Por eso no se entiende la actitud de nuestra clase política, que anda enredando en asuntos que, en estos momentos, son muy secundarios. Llevamos casi un año en el que la mayor parte de los plenos del Congreso y el Senado son como peleas callejeras, insultos y discusiones sobre el éter, pero nadie da un paso al frente para crear una dirección clara y decidida del control de la pandemia. No sé si en otra dimensión hay quien está tomando nota de todo esto. Si es así, debe tener la libreta a rebosar.

 

Por otra parte, el ambiente general de los políticos, los técnicos y los tertulianos incita a la inseguridad, cuando no al miedo. Se pasan el día dando cifras sobre unos miles de vacunados y la pandemia sigue, porque las cifras son ínfimas frente a los más de 40 millones de personas que habría que vacunar en España.

 

Yo quiero que llueva, y para el frío tengo abrigos, pero esta sociedad necesita que le den calor en las ilusiones, que le trasladen una idea de proyecto, porque todo lo que vemos son palos de ciego.

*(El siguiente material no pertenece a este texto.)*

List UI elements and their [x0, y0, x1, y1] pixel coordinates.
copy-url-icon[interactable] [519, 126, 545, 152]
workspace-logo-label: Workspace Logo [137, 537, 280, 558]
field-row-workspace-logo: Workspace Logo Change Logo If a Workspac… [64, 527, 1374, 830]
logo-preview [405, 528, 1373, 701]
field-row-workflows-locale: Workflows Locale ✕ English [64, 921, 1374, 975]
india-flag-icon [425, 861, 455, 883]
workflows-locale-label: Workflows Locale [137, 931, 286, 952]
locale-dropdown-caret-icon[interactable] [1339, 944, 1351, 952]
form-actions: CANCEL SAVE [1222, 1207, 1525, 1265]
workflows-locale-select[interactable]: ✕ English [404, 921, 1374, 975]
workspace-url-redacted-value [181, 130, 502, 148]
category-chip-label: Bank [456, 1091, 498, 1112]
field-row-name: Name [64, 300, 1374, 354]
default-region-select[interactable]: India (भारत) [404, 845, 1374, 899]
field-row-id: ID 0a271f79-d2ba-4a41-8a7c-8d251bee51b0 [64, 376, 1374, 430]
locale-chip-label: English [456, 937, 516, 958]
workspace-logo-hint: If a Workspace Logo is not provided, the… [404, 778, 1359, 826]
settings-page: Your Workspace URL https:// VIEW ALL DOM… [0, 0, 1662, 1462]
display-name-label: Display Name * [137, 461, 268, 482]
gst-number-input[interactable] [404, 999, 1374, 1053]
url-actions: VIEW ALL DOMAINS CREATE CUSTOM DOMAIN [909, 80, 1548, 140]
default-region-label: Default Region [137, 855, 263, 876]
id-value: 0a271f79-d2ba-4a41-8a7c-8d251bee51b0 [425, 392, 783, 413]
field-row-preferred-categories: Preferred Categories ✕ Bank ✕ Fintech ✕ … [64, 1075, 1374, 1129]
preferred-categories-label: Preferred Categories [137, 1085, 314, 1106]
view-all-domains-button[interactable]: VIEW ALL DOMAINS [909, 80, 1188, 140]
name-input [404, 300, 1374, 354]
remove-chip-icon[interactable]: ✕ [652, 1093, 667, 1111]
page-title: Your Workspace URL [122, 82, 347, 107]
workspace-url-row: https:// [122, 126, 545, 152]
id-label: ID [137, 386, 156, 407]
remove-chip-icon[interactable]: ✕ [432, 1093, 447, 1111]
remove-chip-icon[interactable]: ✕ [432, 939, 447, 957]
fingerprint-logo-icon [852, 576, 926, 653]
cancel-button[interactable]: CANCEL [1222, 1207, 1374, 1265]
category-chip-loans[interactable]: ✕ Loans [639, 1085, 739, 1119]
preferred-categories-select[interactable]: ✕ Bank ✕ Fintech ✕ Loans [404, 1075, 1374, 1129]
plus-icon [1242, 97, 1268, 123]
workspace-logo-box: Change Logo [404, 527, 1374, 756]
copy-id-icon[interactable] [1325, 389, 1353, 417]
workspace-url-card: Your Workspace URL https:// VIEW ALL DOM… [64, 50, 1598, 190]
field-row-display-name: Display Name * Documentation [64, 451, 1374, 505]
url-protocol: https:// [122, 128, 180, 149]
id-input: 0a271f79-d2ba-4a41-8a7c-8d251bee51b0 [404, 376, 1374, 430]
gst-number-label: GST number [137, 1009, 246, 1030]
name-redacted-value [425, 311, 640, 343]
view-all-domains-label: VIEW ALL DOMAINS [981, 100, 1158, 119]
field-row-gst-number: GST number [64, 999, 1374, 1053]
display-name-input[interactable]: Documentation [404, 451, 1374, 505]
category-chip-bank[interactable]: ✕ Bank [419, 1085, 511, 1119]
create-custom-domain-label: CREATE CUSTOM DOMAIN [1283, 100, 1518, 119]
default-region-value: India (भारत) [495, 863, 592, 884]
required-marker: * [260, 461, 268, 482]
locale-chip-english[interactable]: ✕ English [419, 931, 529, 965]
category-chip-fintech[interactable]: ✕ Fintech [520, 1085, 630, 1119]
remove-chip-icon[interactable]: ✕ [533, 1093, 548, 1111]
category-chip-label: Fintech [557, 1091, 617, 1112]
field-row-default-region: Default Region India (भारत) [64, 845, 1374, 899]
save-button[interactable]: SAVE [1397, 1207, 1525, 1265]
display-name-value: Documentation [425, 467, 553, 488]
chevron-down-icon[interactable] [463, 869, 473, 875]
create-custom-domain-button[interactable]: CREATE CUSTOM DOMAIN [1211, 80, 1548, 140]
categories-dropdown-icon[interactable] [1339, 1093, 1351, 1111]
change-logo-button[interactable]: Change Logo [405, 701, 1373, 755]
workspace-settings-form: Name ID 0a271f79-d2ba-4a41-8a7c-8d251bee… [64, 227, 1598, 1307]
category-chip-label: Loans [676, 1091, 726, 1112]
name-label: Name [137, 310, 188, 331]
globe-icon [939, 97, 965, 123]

Y aunque la lluvia es muy necesaria, en estos días grises se siente más la impotencia ante un virus raro, unos políticos sin seso y un sector económico de la población que está sacando tajada de tanta desgracia mientras otros se hunden. Unos días de sol nos vendrían bien para calentarnos el alma y ver si la luz que se acrecienta cada día llega a la mente y a los corazones de las personas que tienen capacidad para generar esperanza.